Generate waves with added pulse waveforms such as a square, ramp, exponential, alpha, sine, cosine, etc.
Simulate stochastic (binomial) synaptic release using synaptic-like exponential waveforms.
Simulate trains of synaptic currents/conductances that exhibit short-term plasticity (i.e. facilitation and/or depression).
Pulse waves can be used as stimulus protocol DAC output command waves (i.e. MyDAC waves) during current-, voltage- or dynamic-clamp experiments, or as synaptic conductance waveforms (gAMPA, gNMDA or gGABA) when using the Model Tab.
At the top of the Pulse Tab, define parameters for the output pulse waves: number of waves to generate, wave prefix name (e.g. “Pulse” or “EPSC” or “gAMPA” or “MyDAC_0_”), sample interval (x-delta), wave length, x- and y-units.
Select “+” in the top ListBox control to add a pulse configuration. Options are to add:
single pulse _____|____________
fixed-interval pulse train _____|_____|_____|_____|_____|_____
random-interval pulse train ___|__||____|___|_____|_|_______|__
user-defined pulse trainpulses with binomial probabilities (N*P model) parameters defined by a Gaussian distribution (parameters stdv or cv)
Select “–” in the top ListBox control to delete or turn off a pulse configuration.
Select a row in the top ListBox control to display/edit a pulse configuration. Parameters, such as onset, amplitude, width, tau, are displayed/edited in the bottom ListBox control.
Pulses can be added to a single output wave (e.g. “wave=0”) or all output waves (wave=“all”).
From wave to wave, pulse parameters can be incremented by a single value (e.g. “delta=0.5”), or vary according to a Gaussian distribution (Igor gnoise function; specified by parameters stdv or cv) or Gamma distribution (Igor gammaNoise function; specified by parameters a and b).
Execute – generate the pulse waves.
Graph the pulse waves.
Clear the pulse waves.
Table – display pulse configurations/parameters in a table for viewing/editing.
Model – generate pulse configurations to simulate synaptic release via a binomial model (N release sites with release probability P), or simulate a synaptic conductance train with short-term plasticity (facilitation and/or depression). Default values are from cerebellar granule cell models (see images below).
Example pulse configurations:
Each configuration is a semicolon-delimited list of all necessary parameters to create the pulse waveform. Variability can be added with parameters delta (constant increment), stdv, cv or gamma. A binomial pulse can be specified via parameters binomialN and binomialP. FP denotes fixed polarity.

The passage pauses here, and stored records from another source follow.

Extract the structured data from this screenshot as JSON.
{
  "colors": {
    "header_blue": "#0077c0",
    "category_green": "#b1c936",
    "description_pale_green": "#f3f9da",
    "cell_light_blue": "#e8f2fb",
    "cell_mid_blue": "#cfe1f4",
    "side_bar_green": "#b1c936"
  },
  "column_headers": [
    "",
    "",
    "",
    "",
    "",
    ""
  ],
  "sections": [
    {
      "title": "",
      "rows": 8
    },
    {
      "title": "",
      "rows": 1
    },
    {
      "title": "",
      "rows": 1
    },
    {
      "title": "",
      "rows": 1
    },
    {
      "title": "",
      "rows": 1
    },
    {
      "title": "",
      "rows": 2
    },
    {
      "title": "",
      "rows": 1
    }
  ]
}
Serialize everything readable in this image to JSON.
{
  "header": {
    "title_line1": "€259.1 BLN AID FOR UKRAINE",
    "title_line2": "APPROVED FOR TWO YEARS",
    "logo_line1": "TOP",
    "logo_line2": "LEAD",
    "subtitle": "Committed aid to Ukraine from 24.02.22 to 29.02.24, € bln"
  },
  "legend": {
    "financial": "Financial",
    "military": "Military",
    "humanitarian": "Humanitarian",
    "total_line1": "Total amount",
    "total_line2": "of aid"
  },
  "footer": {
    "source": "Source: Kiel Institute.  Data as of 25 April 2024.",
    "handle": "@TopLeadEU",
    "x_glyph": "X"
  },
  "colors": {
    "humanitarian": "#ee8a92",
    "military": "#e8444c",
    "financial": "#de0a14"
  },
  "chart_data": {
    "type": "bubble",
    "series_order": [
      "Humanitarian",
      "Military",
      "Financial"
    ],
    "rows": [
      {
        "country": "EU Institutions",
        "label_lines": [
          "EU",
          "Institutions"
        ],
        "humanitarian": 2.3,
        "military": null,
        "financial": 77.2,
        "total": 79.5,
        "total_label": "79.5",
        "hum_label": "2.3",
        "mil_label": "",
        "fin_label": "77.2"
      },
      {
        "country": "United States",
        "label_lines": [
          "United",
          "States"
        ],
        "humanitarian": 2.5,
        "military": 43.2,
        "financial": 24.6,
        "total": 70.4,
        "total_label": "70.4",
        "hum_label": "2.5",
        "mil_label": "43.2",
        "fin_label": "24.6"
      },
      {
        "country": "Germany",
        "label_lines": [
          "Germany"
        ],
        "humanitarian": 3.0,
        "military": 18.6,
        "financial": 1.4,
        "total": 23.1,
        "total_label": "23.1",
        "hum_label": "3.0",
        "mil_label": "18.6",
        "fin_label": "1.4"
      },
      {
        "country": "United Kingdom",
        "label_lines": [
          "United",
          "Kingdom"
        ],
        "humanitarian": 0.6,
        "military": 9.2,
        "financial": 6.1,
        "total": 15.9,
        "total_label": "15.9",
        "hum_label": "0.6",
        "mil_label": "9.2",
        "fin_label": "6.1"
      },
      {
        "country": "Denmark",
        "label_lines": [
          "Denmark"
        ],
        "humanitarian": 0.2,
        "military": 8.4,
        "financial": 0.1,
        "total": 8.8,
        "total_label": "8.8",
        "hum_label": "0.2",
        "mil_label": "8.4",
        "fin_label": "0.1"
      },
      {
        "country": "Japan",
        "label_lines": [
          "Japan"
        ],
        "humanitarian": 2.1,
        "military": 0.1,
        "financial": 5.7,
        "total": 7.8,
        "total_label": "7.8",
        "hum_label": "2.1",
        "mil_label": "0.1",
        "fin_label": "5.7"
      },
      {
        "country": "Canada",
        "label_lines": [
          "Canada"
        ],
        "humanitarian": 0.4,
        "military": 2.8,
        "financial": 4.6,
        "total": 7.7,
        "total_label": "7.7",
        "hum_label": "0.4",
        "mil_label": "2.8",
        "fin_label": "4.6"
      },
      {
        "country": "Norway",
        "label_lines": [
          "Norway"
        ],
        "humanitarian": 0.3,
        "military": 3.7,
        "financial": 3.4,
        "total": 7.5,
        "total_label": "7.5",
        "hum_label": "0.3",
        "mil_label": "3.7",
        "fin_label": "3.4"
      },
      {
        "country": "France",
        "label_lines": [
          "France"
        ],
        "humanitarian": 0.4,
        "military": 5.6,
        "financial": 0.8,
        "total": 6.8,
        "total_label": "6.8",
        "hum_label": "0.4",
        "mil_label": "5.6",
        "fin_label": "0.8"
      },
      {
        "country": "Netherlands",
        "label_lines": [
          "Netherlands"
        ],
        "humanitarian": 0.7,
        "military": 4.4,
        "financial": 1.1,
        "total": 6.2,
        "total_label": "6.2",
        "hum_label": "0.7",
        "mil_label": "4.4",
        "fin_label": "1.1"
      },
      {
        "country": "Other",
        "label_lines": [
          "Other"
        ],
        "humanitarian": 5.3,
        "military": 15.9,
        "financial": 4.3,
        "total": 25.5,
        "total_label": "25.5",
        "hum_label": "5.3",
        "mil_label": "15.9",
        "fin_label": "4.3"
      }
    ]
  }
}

This figure shows overlaid simulated excitatory post-synaptic currents (EPSCs; n=20) of a cerebellar mossy-fibre to granule-cell synapse with 5 release sites (N), each with release probability P = 0.5. Configurations were generated by clicking the Model Button and selecting “Granule Cell Multinomial Synapse”. NeuroMatic generated a pulse configuration for each release site, with between-site Q variability CVQ2 = 0.3, within-site Q variability CVQS = 0.3, and quantal amplitude Q = -16 pA. The standard deviation of the onset latency for each site was 0.08 ms. Example configurations can be seen in the above screenshot of the Pulse Tab. More information about the multinomial model can be found in Rothman and Silver 2014, Saviane and Silver 2007 and Silver 2003.
This figure shows a simulated AMPA-receptor conductance train (gAMPA; red) for a cerebellar mossy-fibre to granule-cell synapse stimulated at 50 Hz (black ticks). Configurations were generated by clicking the Model Button and selecting “Granule Cell Synaptic Conductance Train with Short-Term Plasticity”. The model contains a direct and spillover component, where each component exhibits short-term plasticity as determined by an R*P model, where R and P are dynamic variables that set the size of a synaptic “resource pool” and the pool’s release probability, respectively. Parameter values are from Billings et al. 2014. More information about the plasticity model can be found in Rothman and Silver 2014 and Schwartz et al. 2012.